Back in 2018, first-of-its-kind Clean Slate legislation got its name because it provided a “clean slate” to workforce reentrants who could have low-level criminal records automatically sealed after a certain length of time as they worked to obtain employment. While the PA Chamber wasn’t historically a champion of criminal justice reform, our organization worked with a bipartisan group of lawmakers and ultimately backed the Clean Slate Law (Act 58 of 2018). The results have been overwhelmingly positive, with the law being held up as a national model and employers and job seekers agreeing that Clean Slate shouldn’t only continue, but expand as a way to resolve ongoing workforce challenges in Pennsylvania.

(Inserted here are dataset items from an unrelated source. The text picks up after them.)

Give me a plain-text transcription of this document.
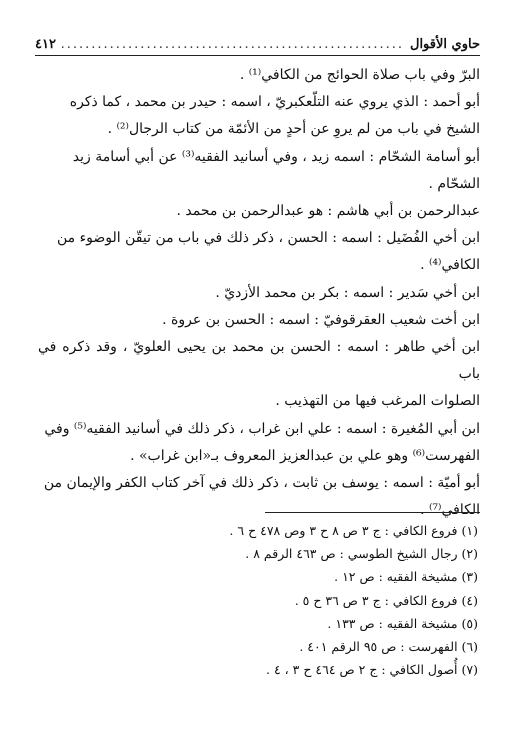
حاوي الأقوال
.....
٤١٢

البرّ وفي باب صلاة الحوائج من الكافي⁽¹⁾ .

أبو أحمد : الذي يروي عنه التلّعكبريّ ، اسمه : حيدر بن محمد ، كما ذكره

الشيخ في باب من لم يروِ عن أحدٍ من الأئمّة من كتاب الرجال⁽²⁾ .

أبو أسامة الشحّام : اسمه زيد ، وفي أسانيد الفقيه⁽³⁾ عن أبي أسامة زيد

الشحّام .

عبدالرحمن بن أبي هاشم : هو عبدالرحمن بن محمد .

ابن أخي الفُضَيل : اسمه : الحسن ، ذكر ذلك في باب من تيقّن الوضوء من

الكافي⁽⁴⁾ .

ابن أخي سَدير : اسمه : بكر بن محمد الأزديّ .

ابن أخت شعيب العقرقوفيّ : اسمه : الحسن بن عروة .

ابن أخي طاهر : اسمه : الحسن بن محمد بن يحيى العلويّ ، وقد ذكره في باب

الصلوات المرغب فيها من التهذيب .

ابن أبي المُغيرة : اسمه : علي ابن غراب ، ذكر ذلك في أسانيد الفقيه⁽⁵⁾ وفي

الفهرست⁽⁶⁾ وهو علي بن عبدالعزيز المعروف بـ«ابن غراب» .

أبو أميّة : اسمه : يوسف بن ثابت ، ذكر ذلك في آخر كتاب الكفر والإيمان من

الكافي⁽⁷⁾ .

(١) فروع الكافي : ج ٣ ص ٨ ح ٣ وص ٤٧٨ ح ٦ .
(٢) رجال الشيخ الطوسي : ص ٤٦٣ الرقم ٨ .
(٣) مشيخة الفقيه : ص ١٢ .
(٤) فروع الكافي : ج ٣ ص ٣٦ ح ٥ .
(٥) مشيخة الفقيه : ص ١٣٣ .
(٦) الفهرست : ص ٩٥ الرقم ٤٠١ .
(٧) أُصول الكافي : ج ٢ ص ٤٦٤ ح ٣ ، ٤ .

Workforce development is a major focus of the PA Chamber’s advocacy efforts, as we work to attract and retain the next generation of skilled and inspired workers. In a recent article on the PA Chamber’s blog The Current, Vice President of Government Affairs Alex Halper writes that criminal justice reform has become a feature of our workforce policy agenda.
“We’ve supported occupational licensure reform to make the law more clear and fair for incarcerated individuals and reentrants seeking career opportunities. We’ve supported legislation to reform probation rules and have successfully advocated for the inclusion of employment-specific provisions, including encouraging job training programs and helping probationers maintain employment,” he wrote, citing examples of the additional criminal justice reform measures the PA Chamber has pushed to enact since Clean Slate became law.
House Bill 1826, which was the recent subject of a public hearing that Halper testified in support of, would further expand Clean Slate to include certain low-level drug felonies, expand the categories of criminal records that are eligible for petition sealing by the courts, and shorten waiting periods for more minor convictions.